Testing was done on a Framework laptop with an i5-1135G7 processor and 64GB of RAM. Once booted into installation media, I execute the script that creates a 42 GiB RAM disk that hosts all data for six 6 GiB files. Those files are then used in a RAIDZ2 configuration to create a ZFS pool. The process is repeated multiple times to test all different native ZFS encryption modes in addition to a LUKS-based test. This whole process is repeated again with AES disabled. As before, the test is a simple DD copy of 4 GB files; however, this time I included FIO tests for sequential and random read/write. One thing absent for the 24.04 round is a 2-core run. Relative performance between a 2-core and 4-core setup remained about the same over many years I’ve been doing this testing and thus it doesn’t really seem worth the effort.
Since I am testing on the same hardware as previously, I expected little to no difference in performance but I was pleasantly surprised as performance did significantly increase across the board by about 20%. Considering 23.10 decreased performance by 10%, it’s nice to see we have that performance recovered with a bit of improvement on top. If you need more disk performance out of your existing hardware, you should really consider upgrading to Ubuntu 24.04.
When it comes to the relative performance, nothing really changed. ZFS encryption is still more performant than LUKS on writes and LUKS exhibits slightly higher performance when it comes to reads. CCM modes are still atrocious but, if your processor doesn’t have AES support, might be useful.
As, going forward, I plan to use FIO instead of a simple dd copy, it’s as good time to analyze those numbers too. Unsurprisingly, the sequential performance numbers as compared to the simple DD copy are about the same. The only outlier seems to be read performance that drops a bit more than other readings. My best guess is that this is due to higher parallel IO demands FIO makes.
Since I am using FIO, I decided to add random I/O too.

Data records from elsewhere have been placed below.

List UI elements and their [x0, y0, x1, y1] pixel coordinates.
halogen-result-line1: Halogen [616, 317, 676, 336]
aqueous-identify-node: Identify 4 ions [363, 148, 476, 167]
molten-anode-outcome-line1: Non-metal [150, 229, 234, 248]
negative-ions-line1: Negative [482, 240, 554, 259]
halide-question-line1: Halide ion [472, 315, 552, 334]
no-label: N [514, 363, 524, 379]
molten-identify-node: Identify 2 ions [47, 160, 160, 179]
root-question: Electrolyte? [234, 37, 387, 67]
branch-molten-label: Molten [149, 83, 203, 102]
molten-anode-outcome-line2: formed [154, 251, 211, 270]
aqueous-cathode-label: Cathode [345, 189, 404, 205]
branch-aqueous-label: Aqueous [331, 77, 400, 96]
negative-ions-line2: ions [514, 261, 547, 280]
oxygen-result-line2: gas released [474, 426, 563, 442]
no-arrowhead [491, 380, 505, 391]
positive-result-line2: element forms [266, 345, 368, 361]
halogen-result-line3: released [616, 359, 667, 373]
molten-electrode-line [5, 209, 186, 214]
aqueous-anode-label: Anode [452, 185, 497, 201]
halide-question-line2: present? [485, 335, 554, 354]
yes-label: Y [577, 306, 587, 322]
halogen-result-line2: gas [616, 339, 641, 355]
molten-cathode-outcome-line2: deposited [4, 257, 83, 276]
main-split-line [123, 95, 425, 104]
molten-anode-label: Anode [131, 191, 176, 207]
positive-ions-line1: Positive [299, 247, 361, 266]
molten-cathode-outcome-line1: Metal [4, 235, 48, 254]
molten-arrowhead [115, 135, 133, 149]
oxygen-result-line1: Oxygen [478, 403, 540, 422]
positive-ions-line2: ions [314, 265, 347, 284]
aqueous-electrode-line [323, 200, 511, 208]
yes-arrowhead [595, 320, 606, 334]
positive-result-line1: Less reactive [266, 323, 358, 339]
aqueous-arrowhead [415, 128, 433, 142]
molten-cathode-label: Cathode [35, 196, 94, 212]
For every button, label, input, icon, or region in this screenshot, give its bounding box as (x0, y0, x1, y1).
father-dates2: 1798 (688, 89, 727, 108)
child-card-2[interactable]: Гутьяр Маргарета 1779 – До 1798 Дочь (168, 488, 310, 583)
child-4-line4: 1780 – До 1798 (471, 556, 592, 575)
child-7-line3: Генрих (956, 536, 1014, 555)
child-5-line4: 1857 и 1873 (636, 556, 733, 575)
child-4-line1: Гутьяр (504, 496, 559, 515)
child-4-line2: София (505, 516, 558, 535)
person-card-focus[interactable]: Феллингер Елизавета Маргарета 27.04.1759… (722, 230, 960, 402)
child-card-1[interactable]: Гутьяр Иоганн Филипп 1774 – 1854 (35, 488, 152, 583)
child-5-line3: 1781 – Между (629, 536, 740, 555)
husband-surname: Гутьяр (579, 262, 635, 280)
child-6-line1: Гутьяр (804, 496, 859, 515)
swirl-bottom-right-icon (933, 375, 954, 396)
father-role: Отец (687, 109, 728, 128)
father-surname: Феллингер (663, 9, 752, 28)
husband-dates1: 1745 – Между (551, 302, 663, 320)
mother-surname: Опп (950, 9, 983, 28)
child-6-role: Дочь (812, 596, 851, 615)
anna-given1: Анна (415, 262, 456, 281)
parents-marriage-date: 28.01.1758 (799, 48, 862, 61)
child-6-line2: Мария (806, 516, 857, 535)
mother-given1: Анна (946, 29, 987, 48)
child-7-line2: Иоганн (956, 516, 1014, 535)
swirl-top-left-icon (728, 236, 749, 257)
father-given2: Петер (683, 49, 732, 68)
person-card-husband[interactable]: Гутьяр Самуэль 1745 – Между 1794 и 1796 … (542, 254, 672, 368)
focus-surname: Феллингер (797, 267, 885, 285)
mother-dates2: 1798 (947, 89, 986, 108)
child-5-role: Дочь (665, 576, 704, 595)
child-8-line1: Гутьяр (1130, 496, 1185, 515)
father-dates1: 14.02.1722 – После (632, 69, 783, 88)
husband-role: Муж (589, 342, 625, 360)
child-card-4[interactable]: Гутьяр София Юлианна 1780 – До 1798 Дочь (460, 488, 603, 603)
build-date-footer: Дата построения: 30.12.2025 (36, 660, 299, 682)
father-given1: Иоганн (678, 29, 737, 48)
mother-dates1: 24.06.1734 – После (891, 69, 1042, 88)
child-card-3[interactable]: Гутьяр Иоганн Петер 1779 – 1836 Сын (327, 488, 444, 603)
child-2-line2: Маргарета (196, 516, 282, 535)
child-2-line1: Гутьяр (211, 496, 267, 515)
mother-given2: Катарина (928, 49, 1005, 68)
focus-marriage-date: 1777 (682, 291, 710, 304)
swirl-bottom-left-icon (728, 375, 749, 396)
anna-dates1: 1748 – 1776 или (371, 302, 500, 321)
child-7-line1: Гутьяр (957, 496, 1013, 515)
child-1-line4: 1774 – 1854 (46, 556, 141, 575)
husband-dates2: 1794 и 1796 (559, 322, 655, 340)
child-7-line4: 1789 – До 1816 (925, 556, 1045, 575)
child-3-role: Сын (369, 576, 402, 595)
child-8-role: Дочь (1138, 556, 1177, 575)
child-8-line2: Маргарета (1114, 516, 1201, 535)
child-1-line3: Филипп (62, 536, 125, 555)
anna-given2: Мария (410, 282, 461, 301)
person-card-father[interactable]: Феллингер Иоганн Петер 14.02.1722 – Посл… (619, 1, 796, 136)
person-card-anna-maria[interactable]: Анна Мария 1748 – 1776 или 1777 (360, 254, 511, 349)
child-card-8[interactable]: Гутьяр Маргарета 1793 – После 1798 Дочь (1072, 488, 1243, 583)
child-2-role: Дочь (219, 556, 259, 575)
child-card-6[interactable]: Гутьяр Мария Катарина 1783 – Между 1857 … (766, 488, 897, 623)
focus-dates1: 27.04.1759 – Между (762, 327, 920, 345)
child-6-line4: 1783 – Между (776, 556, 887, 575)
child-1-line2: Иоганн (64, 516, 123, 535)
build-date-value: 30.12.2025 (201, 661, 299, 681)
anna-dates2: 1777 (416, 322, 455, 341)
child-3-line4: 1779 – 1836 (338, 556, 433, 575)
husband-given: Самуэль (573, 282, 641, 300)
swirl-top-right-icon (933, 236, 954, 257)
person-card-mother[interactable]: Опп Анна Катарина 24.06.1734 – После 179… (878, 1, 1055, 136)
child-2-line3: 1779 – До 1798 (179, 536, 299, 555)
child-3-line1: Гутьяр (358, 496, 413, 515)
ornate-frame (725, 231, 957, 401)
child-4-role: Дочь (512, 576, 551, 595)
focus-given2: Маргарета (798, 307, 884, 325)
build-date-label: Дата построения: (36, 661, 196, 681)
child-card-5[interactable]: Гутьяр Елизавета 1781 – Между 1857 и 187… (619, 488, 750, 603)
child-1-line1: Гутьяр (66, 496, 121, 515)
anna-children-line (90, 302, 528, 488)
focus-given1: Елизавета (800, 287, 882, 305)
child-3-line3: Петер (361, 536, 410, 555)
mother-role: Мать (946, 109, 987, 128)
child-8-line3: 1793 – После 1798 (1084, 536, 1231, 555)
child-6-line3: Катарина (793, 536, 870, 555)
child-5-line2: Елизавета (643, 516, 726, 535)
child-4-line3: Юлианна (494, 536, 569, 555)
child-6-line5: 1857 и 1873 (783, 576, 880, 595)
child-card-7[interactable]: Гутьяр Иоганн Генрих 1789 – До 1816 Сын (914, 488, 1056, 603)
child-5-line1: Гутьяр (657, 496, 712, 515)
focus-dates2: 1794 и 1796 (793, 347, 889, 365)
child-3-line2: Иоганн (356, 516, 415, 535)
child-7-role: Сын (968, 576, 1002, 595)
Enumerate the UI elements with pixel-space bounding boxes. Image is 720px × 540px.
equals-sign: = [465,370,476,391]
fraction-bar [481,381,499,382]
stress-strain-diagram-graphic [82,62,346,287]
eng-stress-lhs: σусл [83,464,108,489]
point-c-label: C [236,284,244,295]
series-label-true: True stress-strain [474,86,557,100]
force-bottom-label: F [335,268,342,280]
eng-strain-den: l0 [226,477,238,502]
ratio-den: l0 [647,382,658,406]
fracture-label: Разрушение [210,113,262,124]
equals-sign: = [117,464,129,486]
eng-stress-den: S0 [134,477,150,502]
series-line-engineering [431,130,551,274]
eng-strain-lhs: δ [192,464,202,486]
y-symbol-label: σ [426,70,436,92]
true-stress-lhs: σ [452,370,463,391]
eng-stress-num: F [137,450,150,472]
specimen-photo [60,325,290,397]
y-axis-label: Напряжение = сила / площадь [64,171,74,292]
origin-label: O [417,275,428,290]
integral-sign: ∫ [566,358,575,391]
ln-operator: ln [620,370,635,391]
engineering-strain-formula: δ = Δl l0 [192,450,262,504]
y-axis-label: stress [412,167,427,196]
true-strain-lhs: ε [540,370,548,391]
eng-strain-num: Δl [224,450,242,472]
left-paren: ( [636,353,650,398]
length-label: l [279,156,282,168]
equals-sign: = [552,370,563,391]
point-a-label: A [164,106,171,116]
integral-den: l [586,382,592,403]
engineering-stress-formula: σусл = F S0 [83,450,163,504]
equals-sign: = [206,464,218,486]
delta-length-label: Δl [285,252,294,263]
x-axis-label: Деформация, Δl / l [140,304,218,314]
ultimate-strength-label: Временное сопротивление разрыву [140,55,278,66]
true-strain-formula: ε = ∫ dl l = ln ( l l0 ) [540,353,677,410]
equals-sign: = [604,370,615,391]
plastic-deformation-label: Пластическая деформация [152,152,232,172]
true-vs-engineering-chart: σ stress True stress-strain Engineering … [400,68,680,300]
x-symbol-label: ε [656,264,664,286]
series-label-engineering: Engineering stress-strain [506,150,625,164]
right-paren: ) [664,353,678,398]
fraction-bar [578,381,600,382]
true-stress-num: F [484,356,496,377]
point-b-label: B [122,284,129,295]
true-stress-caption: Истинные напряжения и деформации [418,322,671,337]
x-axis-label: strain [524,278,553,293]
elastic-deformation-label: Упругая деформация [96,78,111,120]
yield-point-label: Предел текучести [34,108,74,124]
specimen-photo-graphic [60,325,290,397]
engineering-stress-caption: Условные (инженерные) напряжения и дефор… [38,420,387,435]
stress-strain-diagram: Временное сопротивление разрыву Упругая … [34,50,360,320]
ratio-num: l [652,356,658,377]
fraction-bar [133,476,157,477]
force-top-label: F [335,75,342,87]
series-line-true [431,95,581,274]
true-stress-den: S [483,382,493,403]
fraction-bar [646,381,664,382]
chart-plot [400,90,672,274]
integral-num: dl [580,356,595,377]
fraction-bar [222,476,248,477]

I expected results to be lower but numbers surprised me still. Write performance dropped to 50 MB/s without encryption. With encryption performance drops even further to 30 MB/s. Fortunately, real loads are not as unforgiving as FIO so you can expect much better performance in real-life.
In future, there are a few things I plan to change. First of all, I plan to switch onto using FIO instead of DD. While I will probably still collect DD data, it will just be there so one can compare it more easily to older tests and not as a main tool. Secondly, I plan to switch LUKS to 4K blocks and not bother measuring 512-byte sector size at all. Most of drives these days have 4K sectors and thus it makes sense that any proper LUKS installation would match that sector size. Making it default just makes sense. Performance-wise, they’re not a huge improvement but the do bring LUKS numbers closer to the native encryption.
PS: Raw data is available in Google Sheets.